L.A. County to keep healthcare clinics open -- for now

Times Staff Writer

The Los Angeles County Board of Supervisors on Tuesday shelved at least temporarily a cost-cutting plan to shut all but one of the county’s healthcare clinics and reduce services at its six comprehensive outpatient health centers, ordering health executives instead to explore other ways to save money.

As healthcare advocates for the poor applauded, four of the five supervisors questioned whether the proposal would hurt the indigent and uninsured people who depend on the county for their healthcare and warned that private clinics might not have the ability to treat displaced patients.

Supervisor Don Knabe cautioned that the proposal could send thousands of patients to hospitals in search of care, potentially crippling an emergency room system that is chronically overcrowded.


“We should be opening more clinics instead of closing clinics,” Knabe said. “All you’re going to do is . . . overburden the emergency room system.”

County healthcare officials responded to the criticism by saying they would review alternatives to plug the health department’s budget deficit, which is expected to reach at least $195 million in the fiscal year starting July 1.

The department estimates that the shortfall could grow to as high as $1.6 billion within four years. The county blames the deficits on federal and state reimbursements failing to keep pace with healthcare costs for the indigent and uninsured.

In addition to calling for alternative budget-cutting plans, the board voted to hire independent experts to analyze the potential effect of reducing the county’s role in providing primary care.

Supervisor Zev Yaroslavsky also criticized healthcare officials for not proposing more cuts to administration and hospital costs. He said a county consultant had reported that Martin Luther King Jr. Multi-Service Ambulatory Care Center could operate with 200 fewer employees.

“There’s not the kind of urgency about some of these cuts that would cost nothing in terms of services,” Yaroslavsky said. “And yet here we have a proposal that appeared to many of us that it was going to cut services.”

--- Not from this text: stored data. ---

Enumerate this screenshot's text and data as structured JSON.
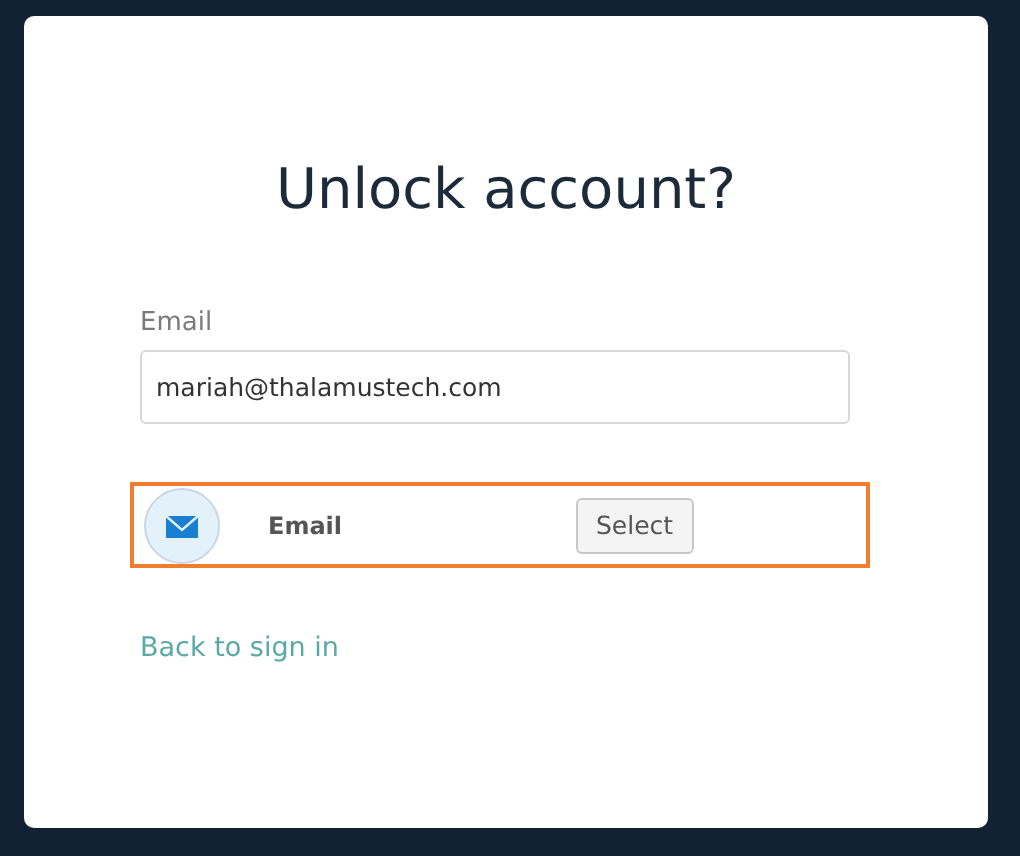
{
  "title": "Unlock account?",
  "email_field": {
    "label": "Email",
    "value": "mariah@thalamustech.com"
  },
  "factors": [
    {
      "label": "Email",
      "button": "Select",
      "highlighted": true
    }
  ],
  "back_link": "Back to sign in"
}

Dr. Bruce Chernof, the county’s director of health services, said after the board discussion that his department had already asked county hospitals to find $60 million in savings and planned to cut $20 million in administration costs.

“At the end of the day, it’s not fair to ask the facilities to save money and not expect the administrative side of the organization to do some of the work,” he said.

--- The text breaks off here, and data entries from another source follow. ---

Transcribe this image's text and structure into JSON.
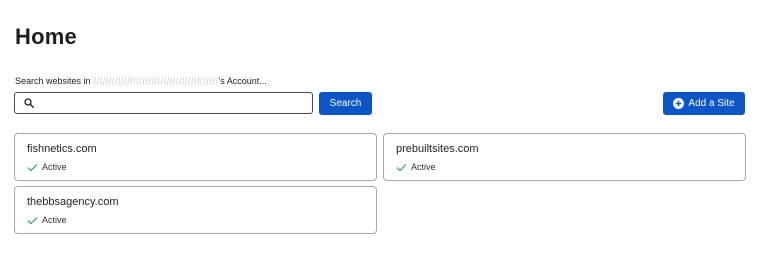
{
  "header": {
    "title": "Home"
  },
  "search": {
    "label_prefix": "Search websites in",
    "label_suffix": "'s Account...",
    "value": "",
    "placeholder": "",
    "button_label": "Search",
    "icon": "search-icon"
  },
  "actions": {
    "add_site_label": "Add a Site",
    "add_site_icon": "plus-circle-icon"
  },
  "sites": [
    {
      "name": "fishnetics.com",
      "status": "Active"
    },
    {
      "name": "prebuiltsites.com",
      "status": "Active"
    },
    {
      "name": "thebbsagency.com",
      "status": "Active"
    }
  ],
  "colors": {
    "primary": "#0b55c6",
    "status_active": "#2fa84f",
    "card_border": "#a9a9a9"
  }
}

The clinic-closing plan was proposed to help balance the department’s books. Under the proposal, the county would close 11 of its dozen clinics and end primary care treatment at its comprehensive health centers. The clinics and comprehensive centers get about 400,000 primary care visits a year, most from uninsured patients.

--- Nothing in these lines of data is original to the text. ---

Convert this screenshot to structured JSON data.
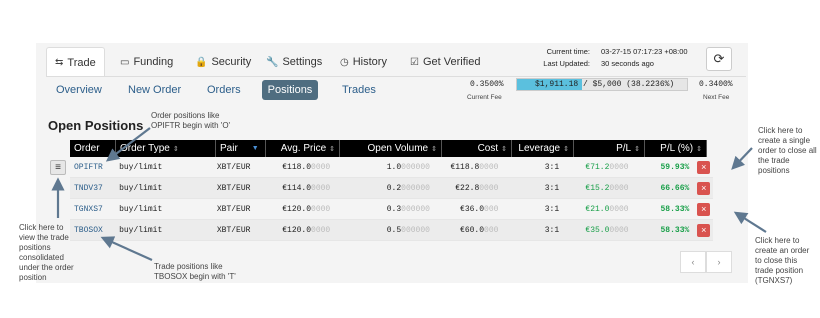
{
  "tabs": [
    {
      "icon": "⇆",
      "label": "Trade"
    },
    {
      "icon": "▭",
      "label": "Funding"
    },
    {
      "icon": "🔒",
      "label": "Security"
    },
    {
      "icon": "🔧",
      "label": "Settings"
    },
    {
      "icon": "◷",
      "label": "History"
    },
    {
      "icon": "☑",
      "label": "Get Verified"
    }
  ],
  "meta": {
    "current_time_label": "Current time:",
    "current_time": "03-27-15 07:17:23 +08:00",
    "last_updated_label": "Last Updated:",
    "last_updated": "30 seconds ago"
  },
  "subnav": [
    "Overview",
    "New Order",
    "Orders",
    "Positions",
    "Trades"
  ],
  "fees": {
    "current_fee": "0.3500%",
    "current_fee_label": "Current Fee",
    "volume": "$1,911.18",
    "volume_rest": " / $5,000 (38.2236%)",
    "progress_pct": 38.2236,
    "next_fee": "0.3400%",
    "next_fee_label": "Next Fee"
  },
  "title": "Open Positions",
  "columns": [
    "Order",
    "Order Type",
    "Pair",
    "Avg. Price",
    "Open Volume",
    "Cost",
    "Leverage",
    "P/L",
    "P/L (%)"
  ],
  "rows": [
    {
      "order": "OPIFTR",
      "type": "buy/limit",
      "pair": "XBT/EUR",
      "price": "€118.0",
      "price_dim": "0000",
      "vol": "1.0",
      "vol_dim": "000000",
      "cost": "€118.8",
      "cost_dim": "0000",
      "lev": "3:1",
      "pl": "€71.2",
      "pl_dim": "0000",
      "plpct": "59.93%"
    },
    {
      "order": "TNDV37",
      "type": "buy/limit",
      "pair": "XBT/EUR",
      "price": "€114.0",
      "price_dim": "0000",
      "vol": "0.2",
      "vol_dim": "000000",
      "cost": "€22.8",
      "cost_dim": "0000",
      "lev": "3:1",
      "pl": "€15.2",
      "pl_dim": "0000",
      "plpct": "66.66%"
    },
    {
      "order": "TGNXS7",
      "type": "buy/limit",
      "pair": "XBT/EUR",
      "price": "€120.0",
      "price_dim": "0000",
      "vol": "0.3",
      "vol_dim": "000000",
      "cost": "€36.0",
      "cost_dim": "000",
      "lev": "3:1",
      "pl": "€21.0",
      "pl_dim": "0000",
      "plpct": "58.33%"
    },
    {
      "order": "TBOSOX",
      "type": "buy/limit",
      "pair": "XBT/EUR",
      "price": "€120.0",
      "price_dim": "0000",
      "vol": "0.5",
      "vol_dim": "000000",
      "cost": "€60.0",
      "cost_dim": "000",
      "lev": "3:1",
      "pl": "€35.0",
      "pl_dim": "0000",
      "plpct": "58.33%"
    }
  ],
  "close_label": "×",
  "pagination": {
    "prev": "‹",
    "next": "›"
  },
  "annotations": {
    "order_o": "Order positions like OPIFTR begin with 'O'",
    "trade_t": "Trade positions like TBOSOX begin with 'T'",
    "view": "Click here to view the trade positions consolidated under the order position",
    "close_all": "Click here to create a single order to close all the trade positions",
    "close_one": "Click here to create an order to close this trade position (TGNXS7)"
  },
  "colors": {
    "accent": "#4f6d80",
    "danger": "#d9534f",
    "positive": "#1aa04a",
    "progress": "#5bc0de"
  }
}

County executives told the board that they never intended to cut services but rather to privatize the county’s clinics. The proposal would have saved the county $73 million a year but also involved spending $25 million of that on contracts with private nonprofit clinics to help provide services to displaced patients.

“We’re not cutting services,” County Chief Executive William T Fujioka told the board. “If we don’t make these changes, we know that this deficit, as bad as it is today, is only going to get worse.”

Supervisor Mike Antonovich defended the plan, saying there was no proof that it would result in reduced healthcare services for patients.

“You’re kind of shooting the messenger before us today,” he told his colleagues.

Some private clinic operators and their representatives told the board they were prepared to work with the county not only to help cut costs but also to improve care for the indigent. But some healthcare advocates warned against shutting county facilities.